What Is an After Print?

One of the most common questions we get asked at Swann is what it means when a lot is catalogued with the word “after” in parentheses following an artist’s name. To answer, it helps to take a look at a Marc Chagall lithograph in our upcoming auction of 19th & 20th Century Prints & Drawings. 

Chagall’s exceptional career as a lithographer was greatly facilitated by his ongoing artistic collaboration with master-printer Charles Sorlier of the Atelier Mourlot, Paris. After creating a composition, Chagall trusted Sorlier to touch-up his lithographic stones and provide approval of quality. Sorlier became so familiar with Chagall’s work–and Chagall relied on Sorlier’s judgment to such an extent–that Sorlier created a number of prints in a style “after” Chagall, i.e. interpretive designs of Chagall’s original paintings and gouaches.

This color etching and aquatint of Pablo Picasso’s Les Saltimbanques, etched by Jacques Villon after Picasso’s oil painting, was signed by both Picasso and Villon.

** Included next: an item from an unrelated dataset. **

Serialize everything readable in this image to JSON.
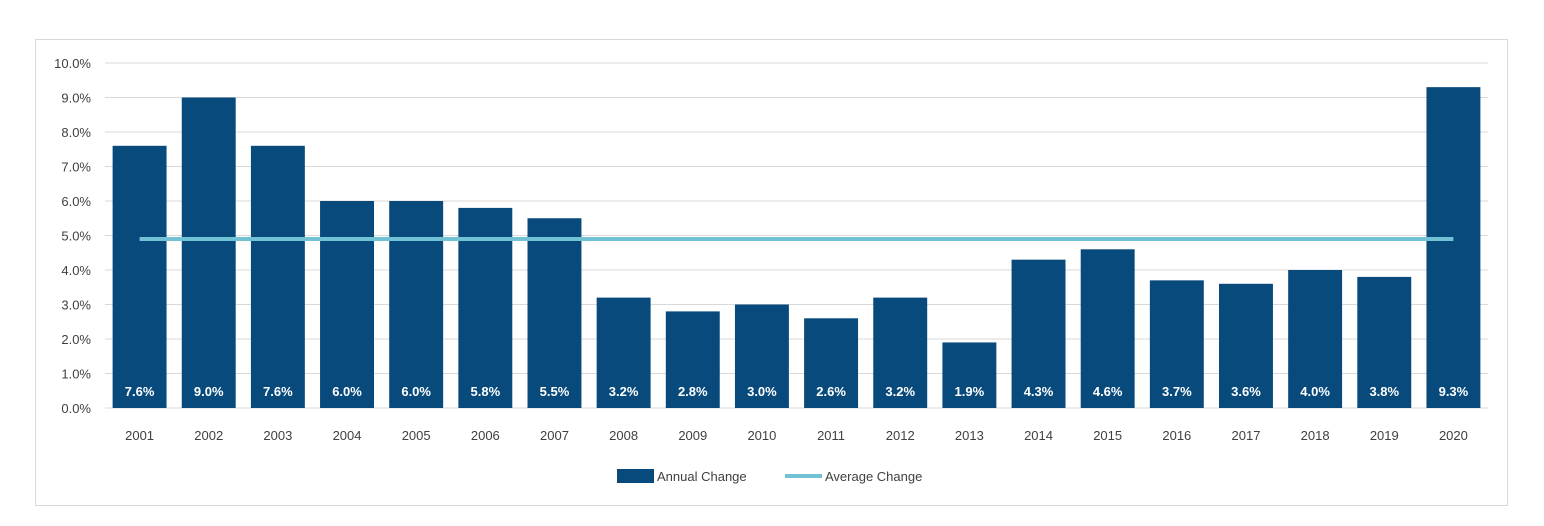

Many other artists produced “after” prints in this fashion as well, issuing works that were made by the same professional printmakers that they worked with to produce their “original” editions. In other cases, the “after” prints were created by well-known artists. Jacques Villon, for instance, made many prints after artists such as Matisse and Picasso. 

Henri Matisse (after), Odalisque au coffret rouge, color aquatint and etching, was printed by Lacourère, Paris circa 1952.

After prints were also created under the auspices of artists’ publishers. Georges Braque worked with Parisian publisher Maeght to create graphics made “after” his watercolors and paintings. The printers whom he regularly worked with on his “original” graphics headed these projects. Like Chagall, Braque assisted the printers closely throughout the entire process; he chose each image and which technique to use, directed the lithographer or engraver, and corrected and approved the proofs. He authorized production of the work by hand-signing the edition. 

This color aquatint and etching after Georges Braque’s Oiseau Multicolore is a fine example of his collaboration with Maeght, Paris.

These “after” prints reproduced prominent, large color paintings from earlier in the artists’ careers–created before they had begun to utilize color printmaking techniques, and generally, from the mid-20th century on–and were championed by print publishers as a means of extending the artists’ commercial output.